The Pension Protection Fund (PPF) is planning to launch a consultation on its 2022/23 levy rules “shortly”, according to its chief finance officer, Lisa McCrory.

Speaking at the Pensions Age Autumn Conference 2021, McCrory, stated: “We will shortly be consulting on the rules for next year's levy, and as always, we would really welcome feedback on that.

“We really do listen to what you say, and we have made it easier than ever to submit your responses. There's an electronic form that makes it quicker online as well.”

She also confirmed that the lifeboat is currently in the process of agreeing a loan with the Treasury in order to pay claims on the Fraud Compensation Fund (FCF), after the High Court ruled last year that the PPF could pay compensation to scam victims, in what was the “first step” in securing compensation for pension liberation scam victims.

McCrory said: “We've already had some claims that have been submitted and we're working with the trustees to process them as quickly as we can.
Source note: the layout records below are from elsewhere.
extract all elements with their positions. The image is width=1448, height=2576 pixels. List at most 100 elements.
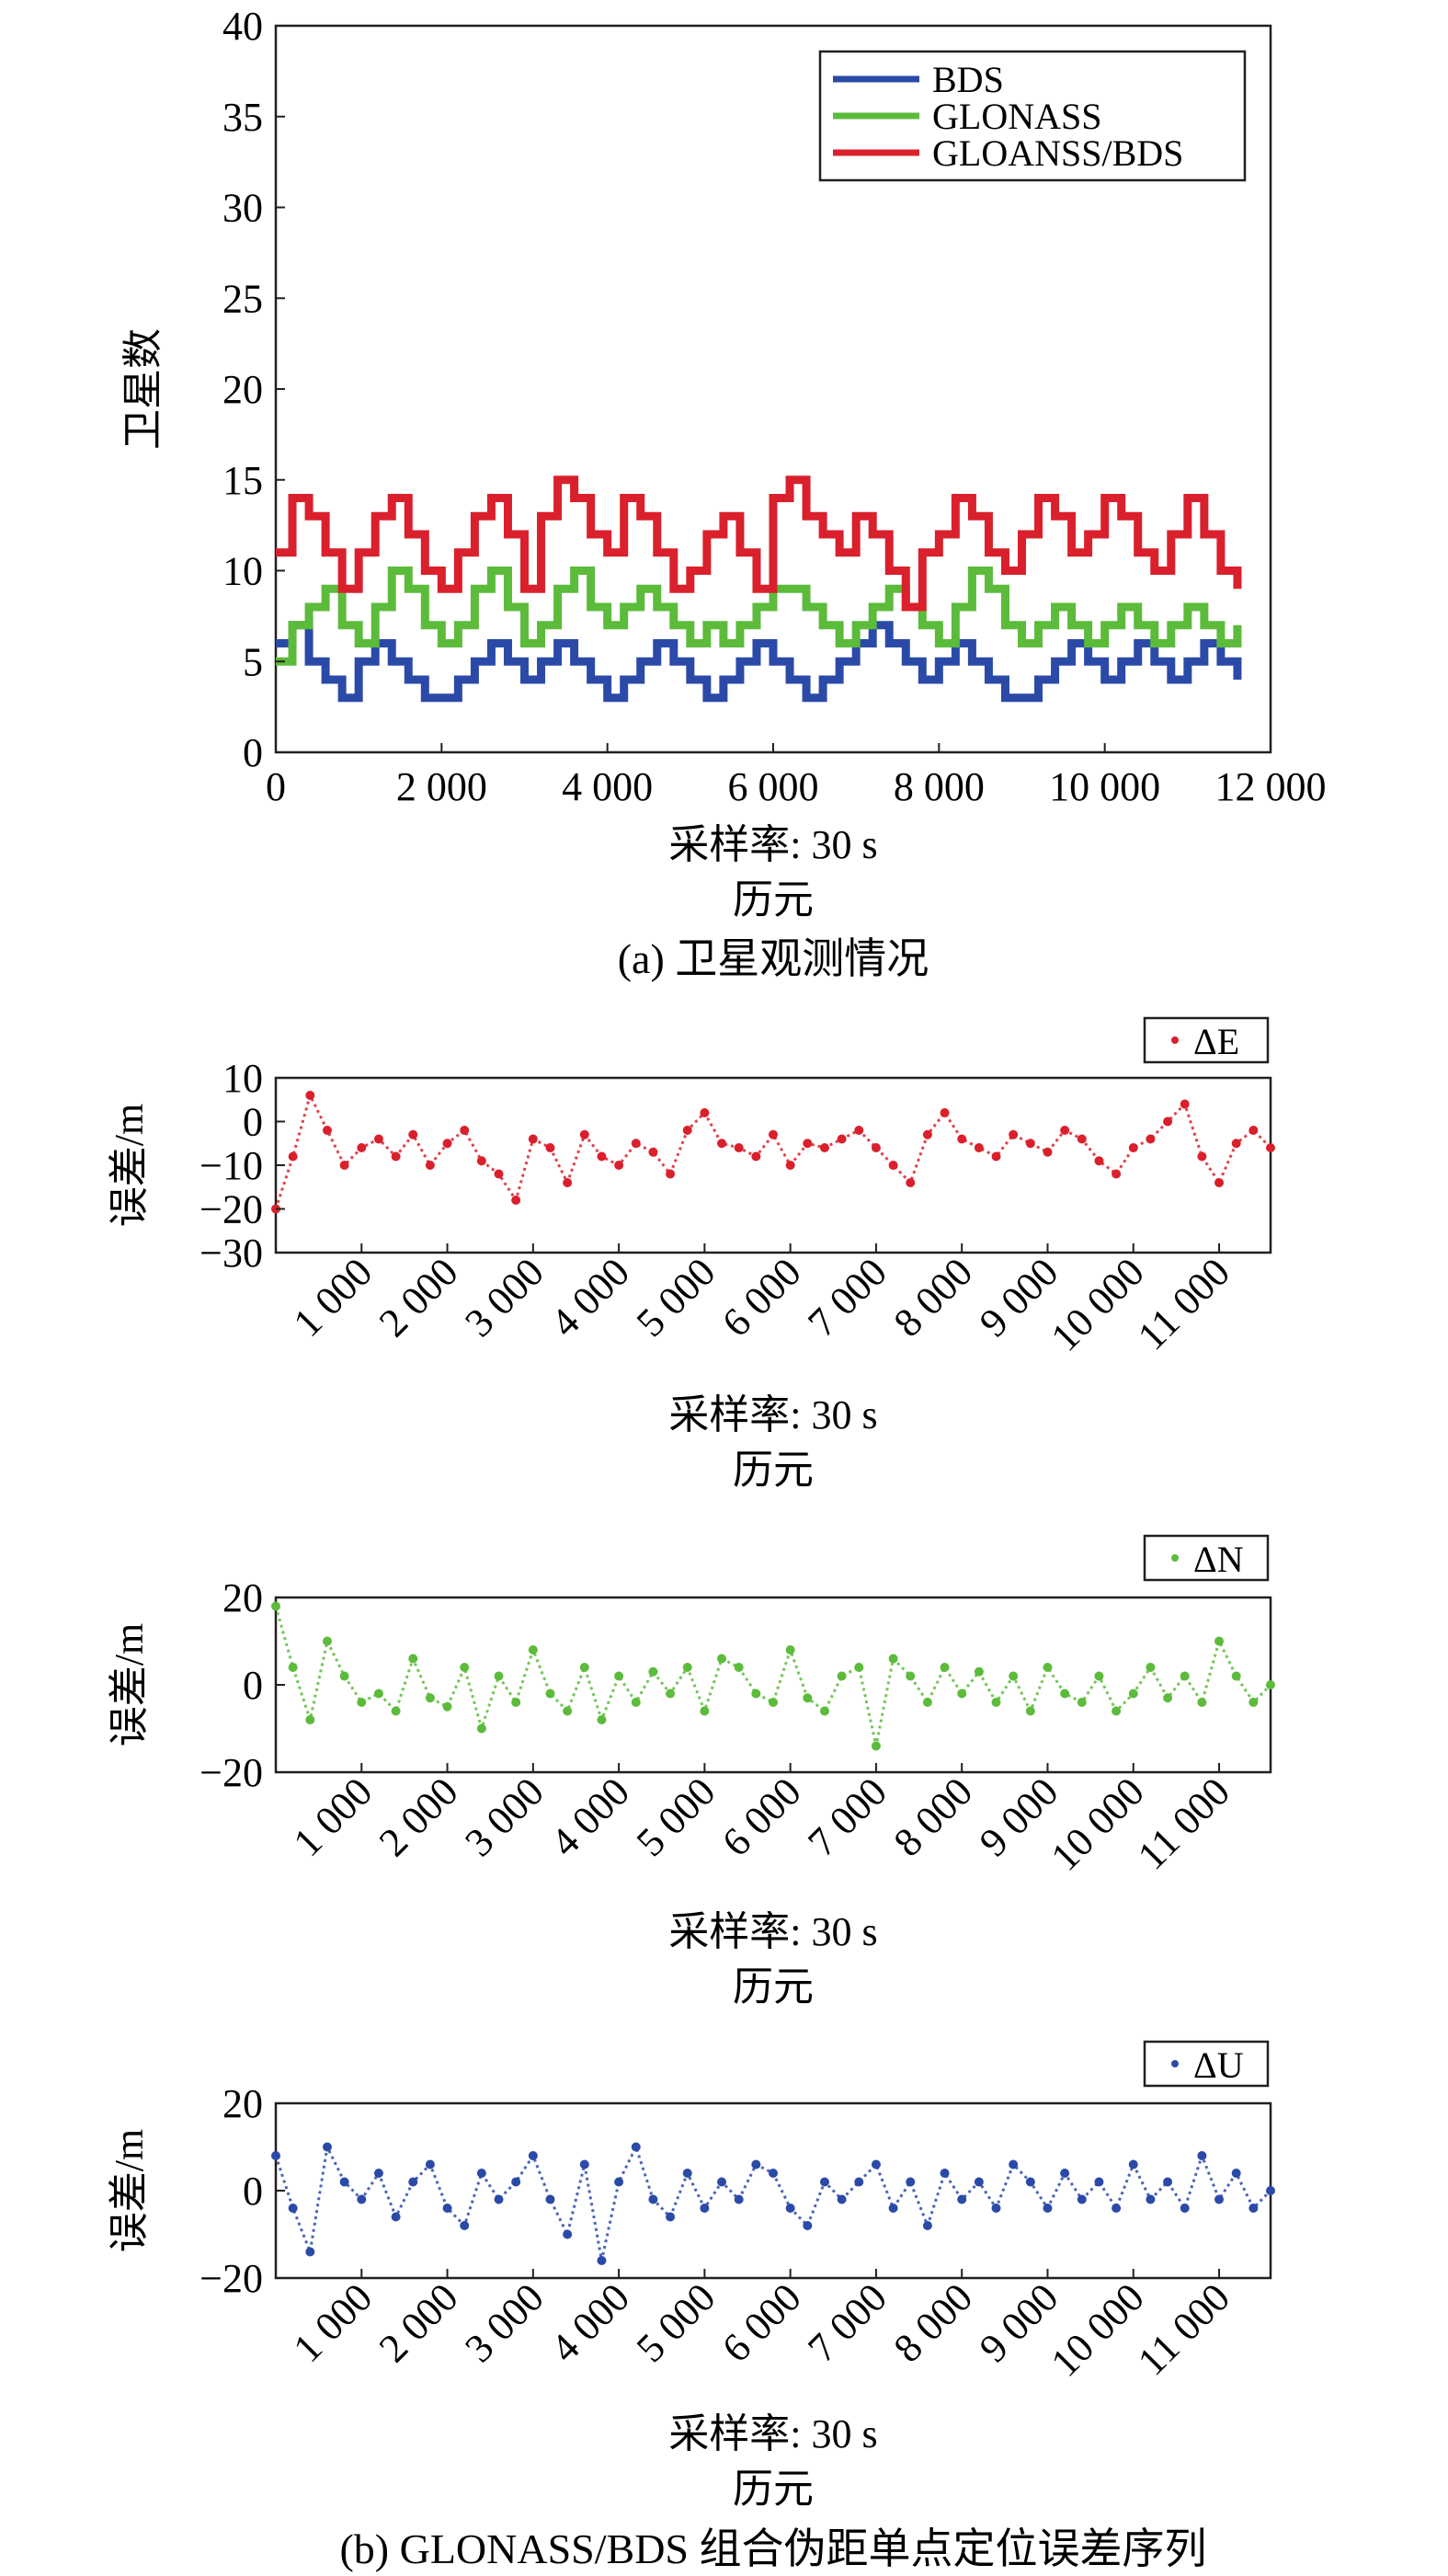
data-point <box>1266 1143 1275 1152</box>
x-tick-label: 4 000 <box>542 2274 639 2371</box>
x-tick-label: 3 000 <box>456 1249 553 1345</box>
data-point <box>734 1663 744 1672</box>
data-point <box>494 1671 504 1681</box>
data-point <box>1231 2169 1241 2178</box>
y-axis-label: 误差/m <box>107 1623 152 1746</box>
legend-label-bds: BDS <box>932 59 1004 100</box>
data-point <box>322 1126 332 1135</box>
x-axis-label-line2: 历元 <box>733 2467 814 2512</box>
axes-ticks: 0 5 10 15 20 25 30 35 40 0 2 000 4 000 6 000 8 000 10 … <box>222 4 1327 809</box>
data-point <box>305 1091 315 1100</box>
x-tick-label: 7 000 <box>799 1769 895 1865</box>
y-tick-label: 30 <box>222 186 263 231</box>
data-point <box>1077 1698 1087 1707</box>
y-tick-label: 5 <box>243 639 263 684</box>
legend: ΔE <box>1143 1016 1270 1064</box>
legend: ΔN <box>1143 1534 1270 1582</box>
data-point <box>305 1715 315 1724</box>
data-point <box>322 1636 332 1646</box>
x-tick-label: 8 000 <box>885 2274 982 2371</box>
legend-label-de: ΔE <box>1193 1021 1239 1062</box>
data-point <box>940 1663 950 1672</box>
data-point <box>408 1129 418 1139</box>
x-tick-label: 6 000 <box>713 2274 810 2371</box>
plot-frame <box>274 1596 1272 1774</box>
x-tick-label: 1 000 <box>285 1769 382 1865</box>
x-axis-label-line1: 采样率: 30 s <box>668 1392 877 1437</box>
x-axis-label-line1: 采样率: 30 s <box>668 822 877 867</box>
legend-label-combined: GLOANSS/BDS <box>932 132 1183 174</box>
x-axis-label-line1: 采样率: 30 s <box>668 2411 877 2456</box>
x-tick-label: 11 000 <box>1129 1769 1238 1878</box>
data-point <box>648 1666 658 1677</box>
legend-marker <box>1171 2060 1179 2067</box>
legend-marker <box>1171 1554 1179 1562</box>
series-group <box>271 2142 1275 2265</box>
panel-a-caption: (a) 卫星观测情况 <box>618 935 929 982</box>
legend-box <box>1143 2040 1270 2088</box>
data-point <box>974 1666 984 1677</box>
series-group <box>271 1091 1275 1214</box>
x-tick-label: 11 000 <box>1129 2274 1238 2384</box>
x-tick-label: 2 000 <box>371 1769 467 1865</box>
data-point <box>974 1143 984 1152</box>
data-point <box>1060 1689 1070 1699</box>
data-point <box>717 1654 727 1664</box>
y-tick-label: 20 <box>222 1575 263 1620</box>
x-tick-label: 10 000 <box>1049 764 1160 809</box>
y-tick-label: −20 <box>200 1187 263 1232</box>
x-axis-label-line2: 历元 <box>733 877 814 922</box>
data-point <box>339 1671 349 1681</box>
series-trace <box>274 1606 1272 1746</box>
series-line-bds <box>276 621 1242 703</box>
series-line-gloanssbds <box>276 475 1242 612</box>
y-tick-label: −20 <box>200 2256 263 2301</box>
x-tick-label: 6 000 <box>713 1769 810 1865</box>
y-tick-label: 10 <box>222 1056 263 1101</box>
data-point <box>1025 1139 1035 1149</box>
x-tick-label: 10 000 <box>1043 2274 1153 2385</box>
x-tick-label: 5 000 <box>628 2274 724 2371</box>
data-point <box>288 1151 298 1162</box>
y-tick-label: 15 <box>222 458 263 503</box>
data-point <box>957 1134 967 1144</box>
data-point <box>373 1689 383 1699</box>
x-tick-label: 7 000 <box>799 2274 895 2371</box>
data-point <box>819 1706 829 1716</box>
x-tick-label: 6 000 <box>728 764 819 809</box>
y-tick-label: 10 <box>222 549 263 594</box>
y-axis-label: 卫星数 <box>120 328 165 450</box>
x-tick-label: 8 000 <box>894 764 985 809</box>
x-tick-label: 10 000 <box>1043 1769 1153 1879</box>
legend-label-dn: ΔN <box>1193 1539 1244 1580</box>
x-tick-label: 0 <box>266 764 286 809</box>
legend-box <box>1143 1534 1270 1582</box>
legend-marker <box>1171 1036 1179 1044</box>
y-axis-label: 误差/m <box>107 2129 152 2252</box>
x-tick-label: 4 000 <box>542 1769 639 1865</box>
x-tick-label: 1 000 <box>285 2274 382 2371</box>
data-point <box>906 1178 916 1187</box>
y-tick-label: 35 <box>222 95 263 140</box>
series-group <box>271 1601 1275 1751</box>
x-tick-label: 4 000 <box>562 764 653 809</box>
legend: BDS GLONASS GLOANSS/BDS <box>818 50 1247 182</box>
x-tick-label: 5 000 <box>628 1249 724 1345</box>
data-point <box>837 1671 847 1681</box>
series-trace <box>274 2142 1272 2261</box>
legend-label-glonass: GLONASS <box>932 96 1101 137</box>
x-axis-label-line2: 历元 <box>733 1448 814 1493</box>
x-tick-label: 7 000 <box>799 1249 895 1345</box>
x-tick-label: 12 000 <box>1215 764 1327 809</box>
x-tick-label: 4 000 <box>542 1249 639 1345</box>
y-tick-label: 0 <box>243 1100 263 1145</box>
legend-box <box>1143 1016 1270 1064</box>
y-tick-label: −30 <box>200 1231 263 1276</box>
y-tick-label: 20 <box>222 2081 263 2126</box>
data-point <box>563 1706 573 1716</box>
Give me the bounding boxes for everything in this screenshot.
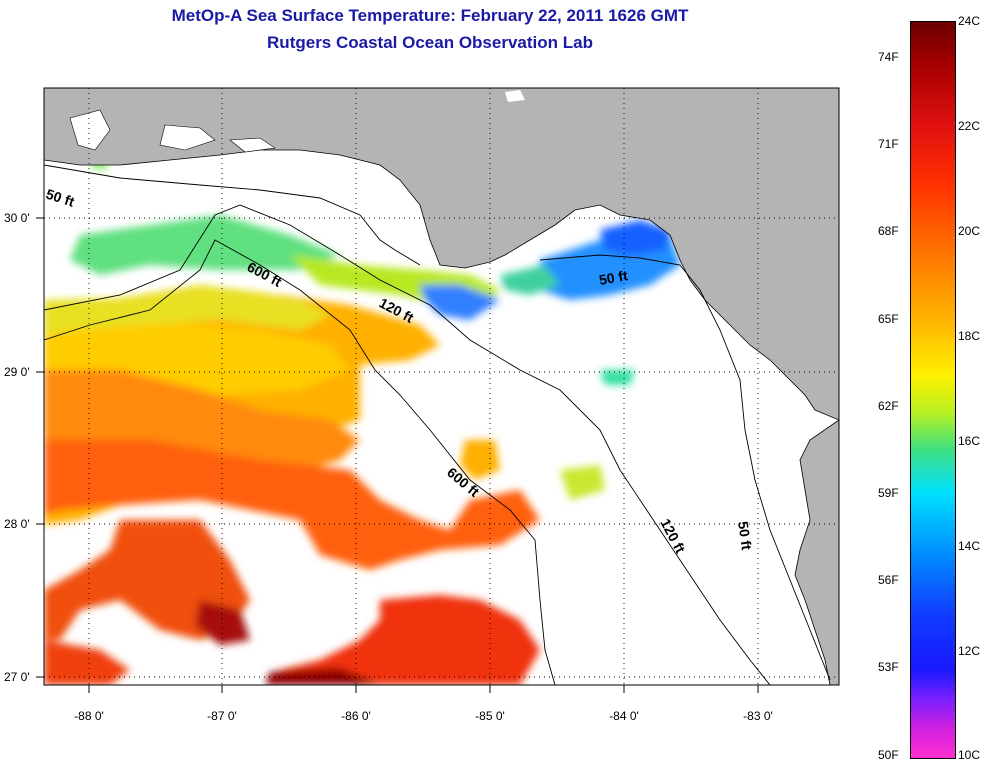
map-subtitle: Rutgers Coastal Ocean Observation Lab xyxy=(267,33,593,52)
map-title: MetOp-A Sea Surface Temperature: Februar… xyxy=(171,6,689,25)
colorbar-c-label: 12C xyxy=(958,644,981,658)
temperature-colorbar xyxy=(910,21,956,759)
colorbar-c-label: 24C xyxy=(958,14,981,28)
tick-marks xyxy=(36,217,759,693)
contour-label: 50 ft xyxy=(735,520,755,551)
colorbar-f-label: 71F xyxy=(878,137,899,151)
x-tick-label: -85 0' xyxy=(475,709,505,723)
colorbar-c-label: 14C xyxy=(958,539,981,553)
land-lake-okeechobee xyxy=(505,90,525,102)
x-tick-label: -84 0' xyxy=(609,709,639,723)
colorbar-c-label: 10C xyxy=(958,748,981,762)
x-tick-label: -88 0' xyxy=(74,709,104,723)
land-east-peninsula xyxy=(794,419,839,685)
colorbar-c-label: 18C xyxy=(958,329,981,343)
y-tick-label: 30 0' xyxy=(4,211,30,225)
colorbar-f-label: 53F xyxy=(878,660,899,674)
contour-label: 50 ft xyxy=(598,267,629,288)
x-tick-label: -87 0' xyxy=(207,709,237,723)
y-tick-label: 29 0' xyxy=(4,365,30,379)
map-frame xyxy=(43,87,840,686)
colorbar-f-label: 50F xyxy=(878,748,899,762)
colorbar-f-label: 59F xyxy=(878,486,899,500)
colorbar-f-label: 65F xyxy=(878,312,899,326)
x-tick-label: -86 0' xyxy=(341,709,371,723)
colorbar-c-label: 20C xyxy=(958,224,981,238)
sst-field xyxy=(44,155,680,685)
colorbar-f-label: 74F xyxy=(878,50,899,64)
x-tick-label: -83 0' xyxy=(743,709,773,723)
colorbar-c-label: 16C xyxy=(958,434,981,448)
land-west-bays xyxy=(69,109,276,153)
y-tick-label: 28 0' xyxy=(4,517,30,531)
colorbar-c-label: 22C xyxy=(958,119,981,133)
colorbar-f-label: 56F xyxy=(878,573,899,587)
isobath-contours xyxy=(44,164,831,685)
colorbar-f-label: 68F xyxy=(878,224,899,238)
colorbar-f-label: 62F xyxy=(878,399,899,413)
y-tick-label: 27 0' xyxy=(4,670,30,684)
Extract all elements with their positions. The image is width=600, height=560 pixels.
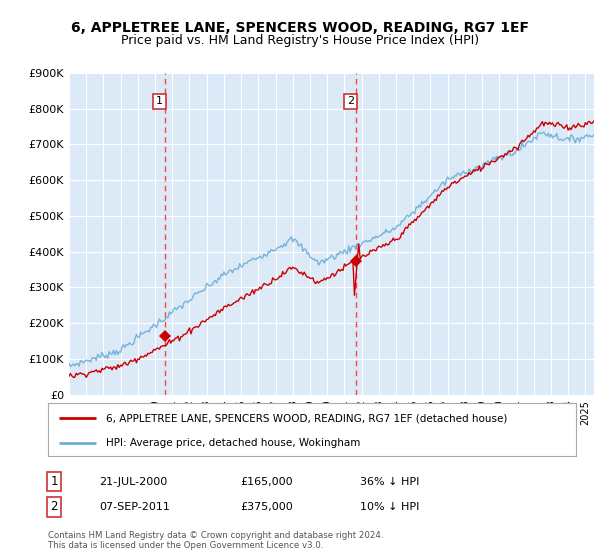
- Text: £165,000: £165,000: [240, 477, 293, 487]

We had some feedback that it was quite difficult to find information on this fund on our website so it now has its own dedicated site.

“We have received estimates that there are more claims to come, and that could potentially be up to £350m.

“If you looked at last year's reporting accounts, you'll see the assets of the fund currently sit at around £20m, and so to ensure that we have the money that we need to settle those claims, we're in the process of agreeing a loan from Treasury, and that bill is currently working its way through parliament.”

In addition to this, McCrory confirmed that the PPF is “currently working through” plans to implement the Court of Appeal’s recent ruling , which upheld the lifeboat's implementation of the Hampshire uplift as legal, stating that “until that’s done members will continue to receive the benefits that they currently are”.

More broadly, she noted that there are some reasons to be optimistic, such as improvements in scheme funding and a lower level of claims in the past couple of years.

“However, the situations we find ourselves in today are very certain and it's very difficult even with the data that we have in the past, to know what's going to happen in the future," she clarified.

“There are many schemes that still are very underfunded and even the schemes that are underfunded, there's quite a range of funding levels in there too. And there are potentially some very large deficits over there.

“It's very uncertain what's going to happen in the next year with regards to claims experience, and that may remain for many years. However, we're confident that we've got the reserves in place to cope with whatever comes next."